De volta à máquina
Hora do almoço. Dirijo-me àquele self-service onde a comida é boa e o preço é honesto. Já deve estar cheio. Cheiro de comida e som de liquidificador. Faço o meu prato. Sento-me perto da janela. Vejo o semáforo autorizando a passagem. Pessoas apressadas. Mais clientes.
Não foi no brilho do olhar que te reconheci. Foi antes. Algo em minha alma ondulou. Minha cabeça virou-se automaticamente procurando não sei o quê. Era você. E eu ali com outro corpo, outro rosto, outra vida. Deve ter sido muito intenso o que senti por você pois me lembrava de ti, apesar dos séculos. Mas alguma coisa se perdeu. Não te lembravas de mim. E ali estávamos nós dois. Pediu para sentar-se ali ao lado. O lugar estava desocupado. Não haviam mesas livres. Aquiesci. Que assunto eu deveria puxar para tentar acender alguma lembrança em tua alma? Como fazer para não ser invasivo, não parecer um louco, ocultar o misto de emoção e desespero. A lâmpada fluorescente zumbia e junto com o burburinho das outras mesas e o barulho de talheres me desconcentrava. E eu poderia ter falado o nome dos nossos filhos, o nome da tua mãe, ou da casa com varanda na frente onde olhávamos a mata ao longe. Precisava comer. Não pela fome que havia ficado para segundo plano. Apenas para parecer o mais normal possível. Uma garfada lenta e calculada. Mastigar, engolir; uma eternidade! Seus cabelos estavam tão diferentes, mas o nariz, o sorriso e os olhos ainda tinham alguma coisa que fazia minhas mãos estremecerem. As escondi momentaneamente por baixo da mesa.

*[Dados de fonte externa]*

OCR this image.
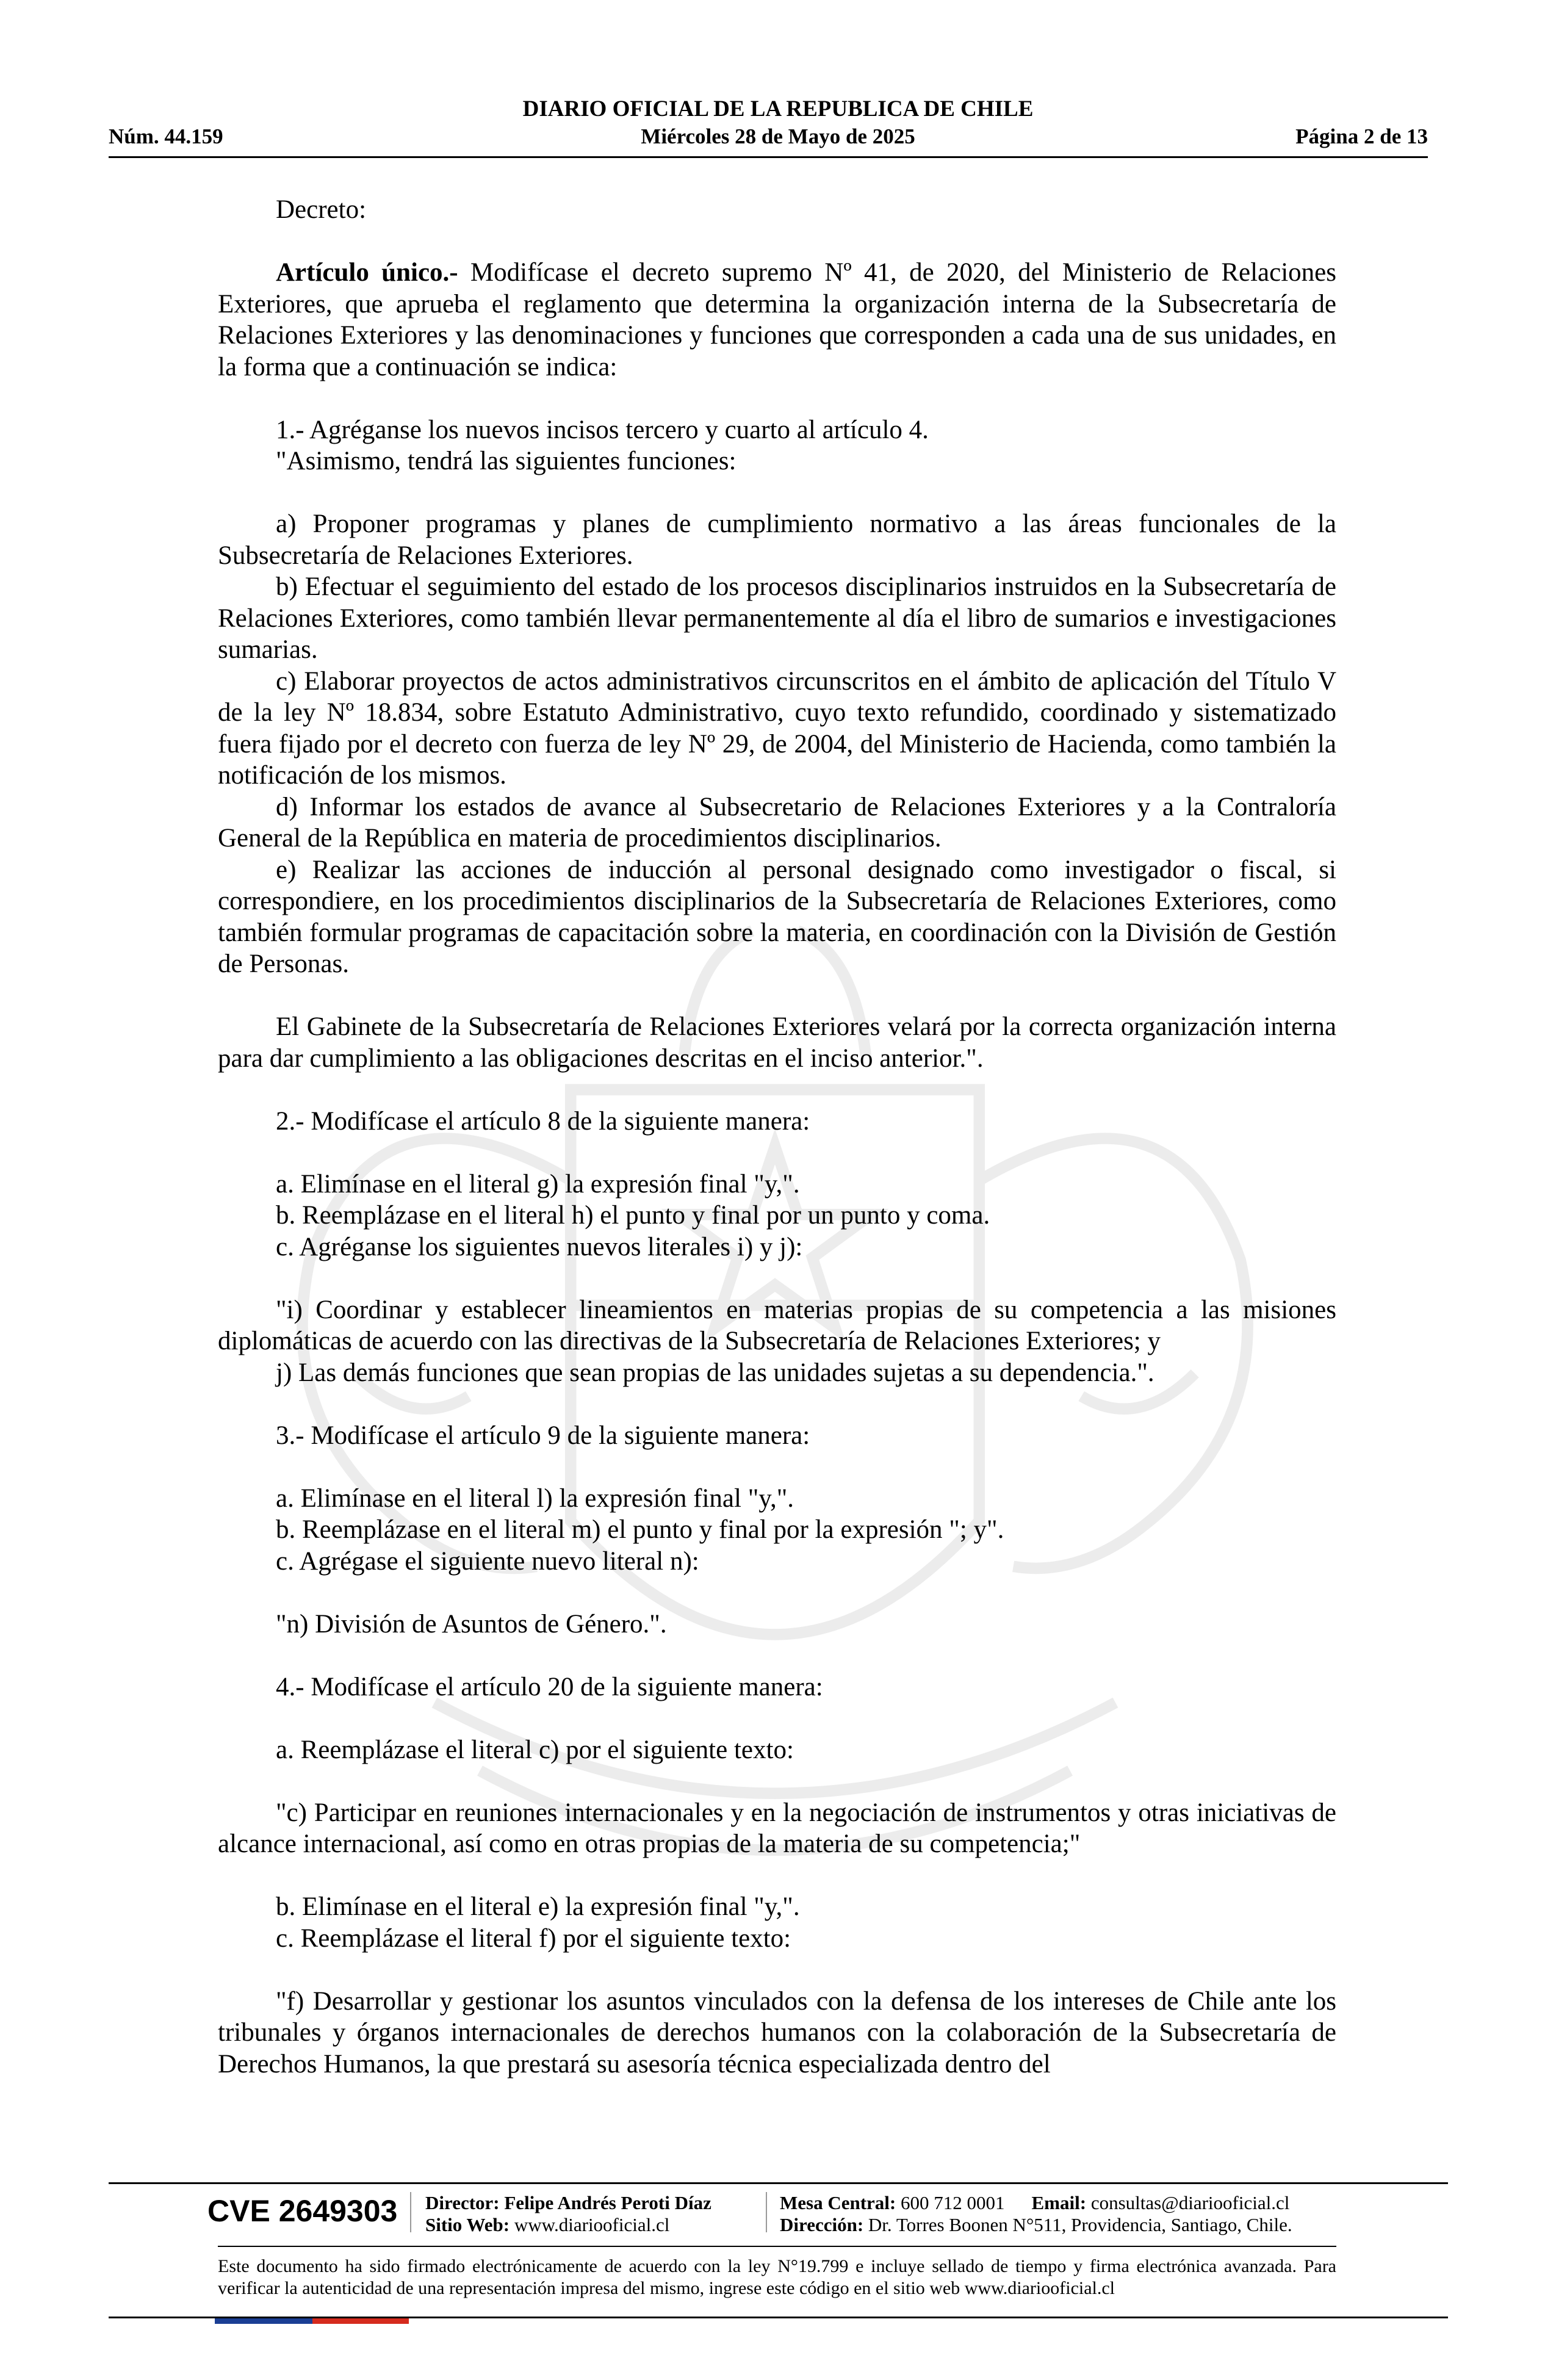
DIARIO OFICIAL DE LA REPUBLICA DE CHILE
Núm. 44.159	Miércoles 28 de Mayo de 2025	Página 2 de 13

Decreto:

Artículo único.- Modifícase el decreto supremo Nº 41, de 2020, del Ministerio de Relaciones Exteriores, que aprueba el reglamento que determina la organización interna de la Subsecretaría de Relaciones Exteriores y las denominaciones y funciones que corresponden a cada una de sus unidades, en la forma que a continuación se indica:

1.- Agréganse los nuevos incisos tercero y cuarto al artículo 4.

"Asimismo, tendrá las siguientes funciones:

a) Proponer programas y planes de cumplimiento normativo a las áreas funcionales de la Subsecretaría de Relaciones Exteriores.

b) Efectuar el seguimiento del estado de los procesos disciplinarios instruidos en la Subsecretaría de Relaciones Exteriores, como también llevar permanentemente al día el libro de sumarios e investigaciones sumarias.

c) Elaborar proyectos de actos administrativos circunscritos en el ámbito de aplicación del Título V de la ley Nº 18.834, sobre Estatuto Administrativo, cuyo texto refundido, coordinado y sistematizado fuera fijado por el decreto con fuerza de ley Nº 29, de 2004, del Ministerio de Hacienda, como también la notificación de los mismos.

d) Informar los estados de avance al Subsecretario de Relaciones Exteriores y a la Contraloría General de la República en materia de procedimientos disciplinarios.

e) Realizar las acciones de inducción al personal designado como investigador o fiscal, si correspondiere, en los procedimientos disciplinarios de la Subsecretaría de Relaciones Exteriores, como también formular programas de capacitación sobre la materia, en coordinación con la División de Gestión de Personas.

El Gabinete de la Subsecretaría de Relaciones Exteriores velará por la correcta organización interna para dar cumplimiento a las obligaciones descritas en el inciso anterior.".

2.- Modifícase el artículo 8 de la siguiente manera:

a. Elimínase en el literal g) la expresión final "y,".

b. Reemplázase en el literal h) el punto y final por un punto y coma.

c. Agréganse los siguientes nuevos literales i) y j):

"i) Coordinar y establecer lineamientos en materias propias de su competencia a las misiones diplomáticas de acuerdo con las directivas de la Subsecretaría de Relaciones Exteriores; y

j) Las demás funciones que sean propias de las unidades sujetas a su dependencia.".

3.- Modifícase el artículo 9 de la siguiente manera:

a. Elimínase en el literal l) la expresión final "y,".

b. Reemplázase en el literal m) el punto y final por la expresión "; y".

c. Agrégase el siguiente nuevo literal n):

"n) División de Asuntos de Género.".

4.- Modifícase el artículo 20 de la siguiente manera:

a. Reemplázase el literal c) por el siguiente texto:

"c) Participar en reuniones internacionales y en la negociación de instrumentos y otras iniciativas de alcance internacional, así como en otras propias de la materia de su competencia;"

b. Elimínase en el literal e) la expresión final "y,".

c. Reemplázase el literal f) por el siguiente texto:

"f) Desarrollar y gestionar los asuntos vinculados con la defensa de los intereses de Chile ante los tribunales y órganos internacionales de derechos humanos con la colaboración de la Subsecretaría de Derechos Humanos, la que prestará su asesoría técnica especializada dentro del

CVE 2649303 Director: Felipe Andrés Peroti Díaz
Sitio Web: www.diariooficial.cl
Mesa Central: 600 712 0001 Email: consultas@diariooficial.cl
Dirección: Dr. Torres Boonen N°511, Providencia, Santiago, Chile.
Este documento ha sido firmado electrónicamente de acuerdo con la ley N°19.799 e incluye sellado de tiempo y firma electrónica avanzada. Para verificar la autenticidad de una representación impresa del mismo, ingrese este código en el sitio web www.diariooficial.cl
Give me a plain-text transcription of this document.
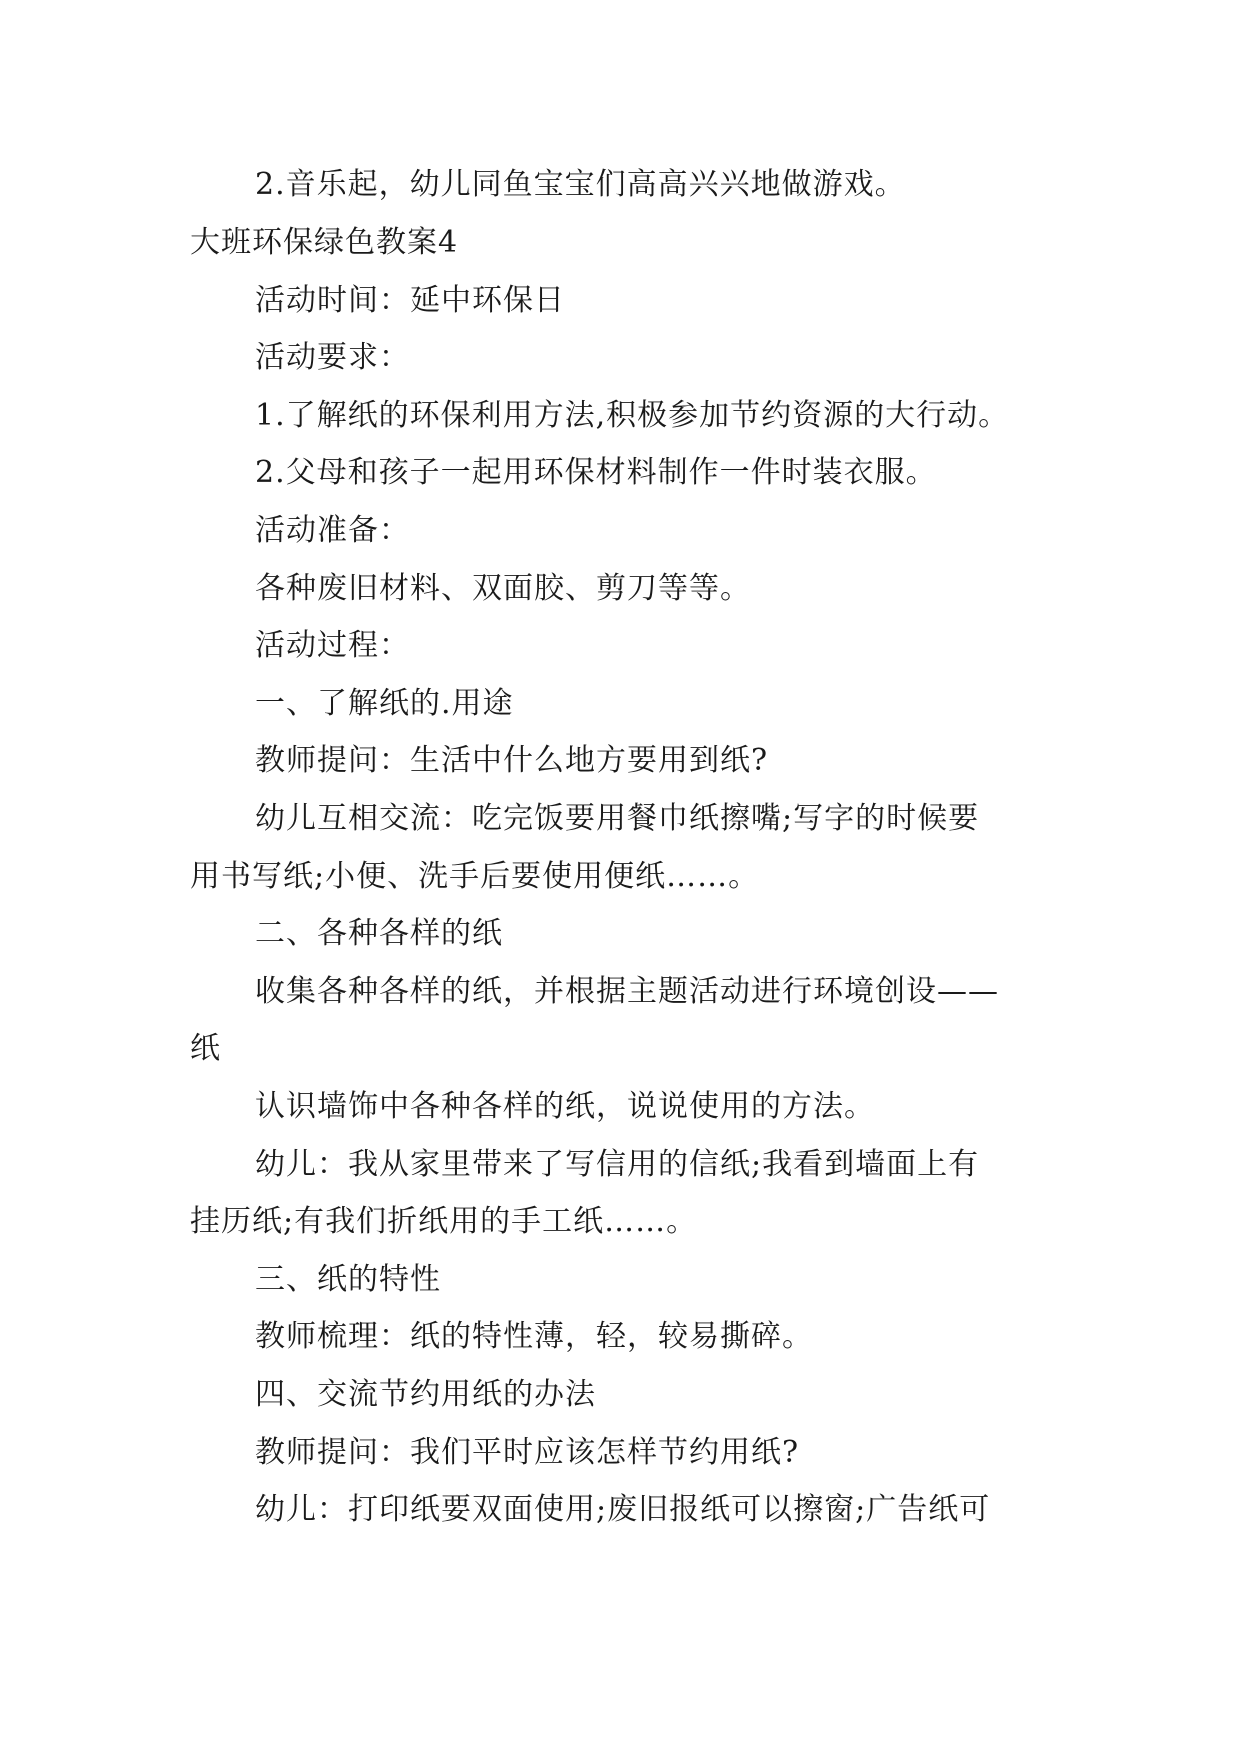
2.音乐起，幼儿同鱼宝宝们高高兴兴地做游戏。
大班环保绿色教案4
活动时间：延中环保日
活动要求：
1.了解纸的环保利用方法,积极参加节约资源的大行动。
2.父母和孩子一起用环保材料制作一件时装衣服。
活动准备：
各种废旧材料、双面胶、剪刀等等。
活动过程：
一、了解纸的.用途
教师提问：生活中什么地方要用到纸?
幼儿互相交流：吃完饭要用餐巾纸擦嘴;写字的时候要
用书写纸;小便、洗手后要使用便纸……。
二、各种各样的纸
收集各种各样的纸，并根据主题活动进行环境创设——
纸
认识墙饰中各种各样的纸，说说使用的方法。
幼儿：我从家里带来了写信用的信纸;我看到墙面上有
挂历纸;有我们折纸用的手工纸……。
三、纸的特性
教师梳理：纸的特性薄，轻，较易撕碎。
四、交流节约用纸的办法
教师提问：我们平时应该怎样节约用纸?
幼儿：打印纸要双面使用;废旧报纸可以擦窗;广告纸可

-Cuir fòn gu na minn dhachaigh. Tha an oidhche a 'tighinn (*)- cantei baixinho.
- Perdão? Falou comigo?
- Não. Estava tentando lembrar uma canção antiga... Hoje a comida até que está boa, não?
- Está sim, mas não me parece que você está gostando. Está comendo tão devagar...
Gostaria que aquele prato de comida durasse para sempre. Mas a comida esfriava rapidamente. Será que nos encontraríamos de novo? Precisava criar algum vínculo rápido:
- Deixe-me me apresentar. Meu nome é Arthur e eu trabalho com reformas. Pinturas, reparos hidráulicos e elétricos, rebaixamento de gesso e dry wall. Você vem sempre almoçar aqui?
- Meu nome é Amanda, prazer Arthur, bom saber que você trabalha com reformas. Meu pai está precisando reformar um apartamento para alugar. Você pode me dar seu telefone?
Não era muito bem o que eu tinha em mente, mas:
-Tenho um cartão aqui comigo. Fique com ele. Nach cuimhnich thu? (**)
-Ah obrigada! Não sei do quê exatamente eu deveria me lembrar?
-Bryan e Lana. Lembra deles?
-Não faço a menor idéia de quem sejam! Já nos encontramos antes?
-Acredito que já faz muito tempo, mas se você forçar um pouco talvez se lembre...
-Ai meu Deus! Estou me lembrando!
-Sério?
-Estou me lembrando que eu costumo ser para-raio de maluco e se isso foi uma cantada foi ridícula! Sou uma mulher muito bem casada, tenho dois filhos e já acabei de almoçar. Adeus!
Talvez Bryan e Lana estivessem com ela novamente. Nunca saberei.
-Tha mi gad ghràdh gu bràth.(***)
-Sai fora! Se me seguir eu vou chamar a polícia!
-Não vou te seguir Amanda. Vá com Deus!
Talvez ela sonhe hoje à noite com um rosto que ela nunca viu, um homem de barbas ruivas e olhos verdes, e rochas negras e vento frio e uma casa de madeira. Tantas vezes sonhamos com rostos desconhecidos...
*Cuir fòn gu na minn dhachaigh. Tha an oidhche a 'tighinn - Chame as crianças para casa. A Noite está chegando.
**Nach cuimhnich thu? - Você não se lembra?